CYNDI LAUPER
Cult film Kinky Boots is ready to sashay its way into London’s West End, complete with a Tony award winning score by true LGBT ally and musical icon Cyndi Lauper.
Words by Simon Button
Cyndi’s Kinky Boots Just Want to Have Fun
The voice is unmistakable: very New York, very distinctive, very Cyndi Lauper. She takes my call at 9am NYC time sounding very chipper, but then with Kinky Boots – the musical for which she wrote the Tonywinning music and lyrics – heading to the West End as it continues to wow ’em on Broadway she has reason to be cheerful.
Broadway composer is a new string to Cyndi’s bow. Now 62, she came to fame back in 1983 with the pop juggernaut Girls Just Want To Have Fun.
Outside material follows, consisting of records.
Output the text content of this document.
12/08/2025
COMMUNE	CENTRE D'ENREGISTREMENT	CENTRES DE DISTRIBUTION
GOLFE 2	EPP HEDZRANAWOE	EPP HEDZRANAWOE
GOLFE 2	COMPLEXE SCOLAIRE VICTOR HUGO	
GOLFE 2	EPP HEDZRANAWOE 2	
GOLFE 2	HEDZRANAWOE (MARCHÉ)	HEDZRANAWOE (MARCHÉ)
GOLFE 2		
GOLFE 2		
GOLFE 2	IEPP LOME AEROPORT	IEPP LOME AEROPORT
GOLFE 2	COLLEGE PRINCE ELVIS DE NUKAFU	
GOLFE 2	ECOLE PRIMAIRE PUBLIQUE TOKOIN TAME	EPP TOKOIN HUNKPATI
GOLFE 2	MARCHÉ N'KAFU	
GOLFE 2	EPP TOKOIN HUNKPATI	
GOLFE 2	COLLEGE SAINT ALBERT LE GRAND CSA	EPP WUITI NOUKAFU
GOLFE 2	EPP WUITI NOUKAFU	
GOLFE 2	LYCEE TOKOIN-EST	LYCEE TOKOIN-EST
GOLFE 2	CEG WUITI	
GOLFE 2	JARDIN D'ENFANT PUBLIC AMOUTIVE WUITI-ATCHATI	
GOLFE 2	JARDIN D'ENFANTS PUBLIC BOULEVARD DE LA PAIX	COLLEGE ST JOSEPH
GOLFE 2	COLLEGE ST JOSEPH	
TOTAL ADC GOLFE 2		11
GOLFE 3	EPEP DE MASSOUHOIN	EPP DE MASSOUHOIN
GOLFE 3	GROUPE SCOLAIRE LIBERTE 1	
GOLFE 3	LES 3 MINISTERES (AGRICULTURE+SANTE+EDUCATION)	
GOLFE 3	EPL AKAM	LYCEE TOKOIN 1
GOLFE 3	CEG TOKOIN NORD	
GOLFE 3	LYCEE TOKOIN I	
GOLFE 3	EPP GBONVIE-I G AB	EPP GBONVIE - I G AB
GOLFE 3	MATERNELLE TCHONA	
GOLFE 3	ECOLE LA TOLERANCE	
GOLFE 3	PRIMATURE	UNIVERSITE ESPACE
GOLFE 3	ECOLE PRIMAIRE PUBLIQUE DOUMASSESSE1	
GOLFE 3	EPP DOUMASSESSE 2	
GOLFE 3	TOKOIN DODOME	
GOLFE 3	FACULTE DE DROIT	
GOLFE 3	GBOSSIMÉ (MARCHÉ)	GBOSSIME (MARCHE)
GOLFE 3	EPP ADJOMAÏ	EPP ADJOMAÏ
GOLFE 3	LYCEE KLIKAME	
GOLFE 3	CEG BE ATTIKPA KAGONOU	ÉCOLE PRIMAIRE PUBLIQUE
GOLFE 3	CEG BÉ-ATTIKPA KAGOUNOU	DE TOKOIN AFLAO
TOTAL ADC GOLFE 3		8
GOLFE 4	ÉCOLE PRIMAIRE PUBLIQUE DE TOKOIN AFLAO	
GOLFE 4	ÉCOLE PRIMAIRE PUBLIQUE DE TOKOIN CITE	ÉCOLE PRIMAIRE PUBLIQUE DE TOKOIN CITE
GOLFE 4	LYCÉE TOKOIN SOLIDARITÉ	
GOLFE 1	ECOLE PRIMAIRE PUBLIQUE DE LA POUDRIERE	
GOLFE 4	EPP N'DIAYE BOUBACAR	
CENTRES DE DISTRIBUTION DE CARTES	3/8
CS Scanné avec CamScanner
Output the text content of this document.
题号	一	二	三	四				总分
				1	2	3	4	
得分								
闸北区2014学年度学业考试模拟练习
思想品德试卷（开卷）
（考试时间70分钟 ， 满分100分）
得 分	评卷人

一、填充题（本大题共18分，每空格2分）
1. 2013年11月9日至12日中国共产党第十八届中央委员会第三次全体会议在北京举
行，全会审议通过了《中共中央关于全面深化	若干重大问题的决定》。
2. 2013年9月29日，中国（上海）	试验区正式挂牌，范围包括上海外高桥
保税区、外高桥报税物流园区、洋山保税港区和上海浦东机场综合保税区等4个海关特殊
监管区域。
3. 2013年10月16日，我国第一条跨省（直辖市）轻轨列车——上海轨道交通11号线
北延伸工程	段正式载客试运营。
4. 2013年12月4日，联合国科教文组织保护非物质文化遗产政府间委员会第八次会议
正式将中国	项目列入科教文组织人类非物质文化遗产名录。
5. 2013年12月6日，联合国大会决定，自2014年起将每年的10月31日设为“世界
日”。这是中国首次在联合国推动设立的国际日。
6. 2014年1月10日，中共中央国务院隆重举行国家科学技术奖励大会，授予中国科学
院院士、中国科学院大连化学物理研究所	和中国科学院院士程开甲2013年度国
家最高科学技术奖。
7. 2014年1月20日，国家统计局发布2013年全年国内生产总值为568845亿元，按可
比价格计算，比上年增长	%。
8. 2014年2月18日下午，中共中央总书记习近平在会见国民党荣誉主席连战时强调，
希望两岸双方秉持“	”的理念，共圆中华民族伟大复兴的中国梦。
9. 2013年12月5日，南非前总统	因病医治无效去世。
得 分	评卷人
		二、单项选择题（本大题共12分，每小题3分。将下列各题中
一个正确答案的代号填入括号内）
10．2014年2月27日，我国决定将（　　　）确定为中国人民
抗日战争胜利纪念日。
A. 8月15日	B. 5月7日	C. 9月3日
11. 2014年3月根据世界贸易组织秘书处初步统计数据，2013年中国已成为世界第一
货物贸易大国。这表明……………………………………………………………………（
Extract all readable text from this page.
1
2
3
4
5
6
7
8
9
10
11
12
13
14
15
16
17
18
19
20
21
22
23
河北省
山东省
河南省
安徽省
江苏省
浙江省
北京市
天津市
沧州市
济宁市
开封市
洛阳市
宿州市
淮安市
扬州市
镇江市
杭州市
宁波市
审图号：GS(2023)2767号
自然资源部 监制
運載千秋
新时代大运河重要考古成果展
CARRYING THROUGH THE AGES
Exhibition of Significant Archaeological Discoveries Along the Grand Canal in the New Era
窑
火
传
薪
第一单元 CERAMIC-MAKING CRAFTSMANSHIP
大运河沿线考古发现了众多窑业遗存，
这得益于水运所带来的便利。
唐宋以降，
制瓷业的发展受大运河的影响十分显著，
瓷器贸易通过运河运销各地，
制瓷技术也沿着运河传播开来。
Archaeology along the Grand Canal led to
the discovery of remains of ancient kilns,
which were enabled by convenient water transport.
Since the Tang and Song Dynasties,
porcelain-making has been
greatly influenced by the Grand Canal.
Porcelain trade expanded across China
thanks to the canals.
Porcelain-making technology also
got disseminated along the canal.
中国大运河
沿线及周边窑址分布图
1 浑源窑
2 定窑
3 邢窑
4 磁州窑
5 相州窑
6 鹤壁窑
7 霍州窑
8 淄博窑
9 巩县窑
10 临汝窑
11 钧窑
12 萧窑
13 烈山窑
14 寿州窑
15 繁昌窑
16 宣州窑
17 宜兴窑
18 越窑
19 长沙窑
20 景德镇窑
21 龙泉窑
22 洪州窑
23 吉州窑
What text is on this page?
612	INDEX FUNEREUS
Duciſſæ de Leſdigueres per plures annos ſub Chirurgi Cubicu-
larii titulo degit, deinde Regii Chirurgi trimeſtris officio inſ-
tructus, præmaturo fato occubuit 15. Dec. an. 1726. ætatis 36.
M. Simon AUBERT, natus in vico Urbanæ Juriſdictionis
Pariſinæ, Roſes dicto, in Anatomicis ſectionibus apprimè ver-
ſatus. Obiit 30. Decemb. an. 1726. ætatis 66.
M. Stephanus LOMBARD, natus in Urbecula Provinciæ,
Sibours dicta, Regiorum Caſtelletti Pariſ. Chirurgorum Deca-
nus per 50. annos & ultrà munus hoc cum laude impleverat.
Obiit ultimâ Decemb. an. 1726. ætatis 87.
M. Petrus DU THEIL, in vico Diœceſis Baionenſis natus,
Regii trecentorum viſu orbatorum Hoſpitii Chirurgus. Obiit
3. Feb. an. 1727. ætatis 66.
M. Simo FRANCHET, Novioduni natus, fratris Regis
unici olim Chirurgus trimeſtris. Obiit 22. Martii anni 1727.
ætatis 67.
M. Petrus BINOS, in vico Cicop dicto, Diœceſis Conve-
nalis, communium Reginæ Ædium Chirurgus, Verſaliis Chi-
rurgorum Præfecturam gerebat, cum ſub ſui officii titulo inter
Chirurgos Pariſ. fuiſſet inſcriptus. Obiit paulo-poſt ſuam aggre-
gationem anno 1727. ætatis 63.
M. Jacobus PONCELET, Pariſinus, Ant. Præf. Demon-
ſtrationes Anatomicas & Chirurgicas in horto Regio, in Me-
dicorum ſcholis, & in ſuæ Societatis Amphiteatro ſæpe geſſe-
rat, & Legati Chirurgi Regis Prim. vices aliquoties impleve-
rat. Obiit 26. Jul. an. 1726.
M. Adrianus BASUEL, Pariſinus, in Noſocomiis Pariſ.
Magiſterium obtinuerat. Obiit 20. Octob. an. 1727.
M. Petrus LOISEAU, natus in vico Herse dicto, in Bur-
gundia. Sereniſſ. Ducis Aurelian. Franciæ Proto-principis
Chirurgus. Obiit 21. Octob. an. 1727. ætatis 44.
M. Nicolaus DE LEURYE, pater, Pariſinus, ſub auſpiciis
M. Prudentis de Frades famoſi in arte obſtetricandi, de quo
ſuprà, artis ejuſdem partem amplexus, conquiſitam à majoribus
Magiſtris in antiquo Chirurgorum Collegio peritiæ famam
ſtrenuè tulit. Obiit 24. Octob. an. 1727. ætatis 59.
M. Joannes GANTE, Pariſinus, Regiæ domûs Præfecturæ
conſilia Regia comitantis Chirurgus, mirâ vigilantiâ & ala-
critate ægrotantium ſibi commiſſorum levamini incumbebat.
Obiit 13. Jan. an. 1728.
In the 30-plus decades since there have been lots of amazing songs (Time After Time, True Colors, I Drove All Night, Into The Nightlife – the video for which was filmed in NYC gay bar Splash), movie roles, a stint on Broadway in The Threepenny Opera and even her She’s So Unusual reality show.
If you want the full story look her up on the net or better yet read her bestselling 2012 memoir. She is, you’ll discover if you don’t know already, so much more than a girl who just wants to have fun. Lauper, who has a gay sister, is a tireless supporter of LGBT causes. She co-founded the True Colors Fund to raise awareness and inspire action and is campaigning to get homeless LGBT youth off the streets.
Marches and Pride gigs are like her second home and it makes perfect sense that she was keen to write the music and lyrics for Kinky Boots, the stage musical version of the film about a fierce drag queen named Lola (played over here by Matt Henry) and the unlikely alliance she forms with shoe factory boss Charlie (Killian Donnelly). The film, which is something of a cult classic, came out in 2005 and starred Chiwetel Ejiofor as a very sassy Lola, turning heads as she turns up at Charlie’s Northampton factory in search of the perfect pair of heels. Harvey Fierstein, who penned the show’s book, opted to keep it in a British accent and Lauper rose to the challenge of writing her first-ever Broadway score.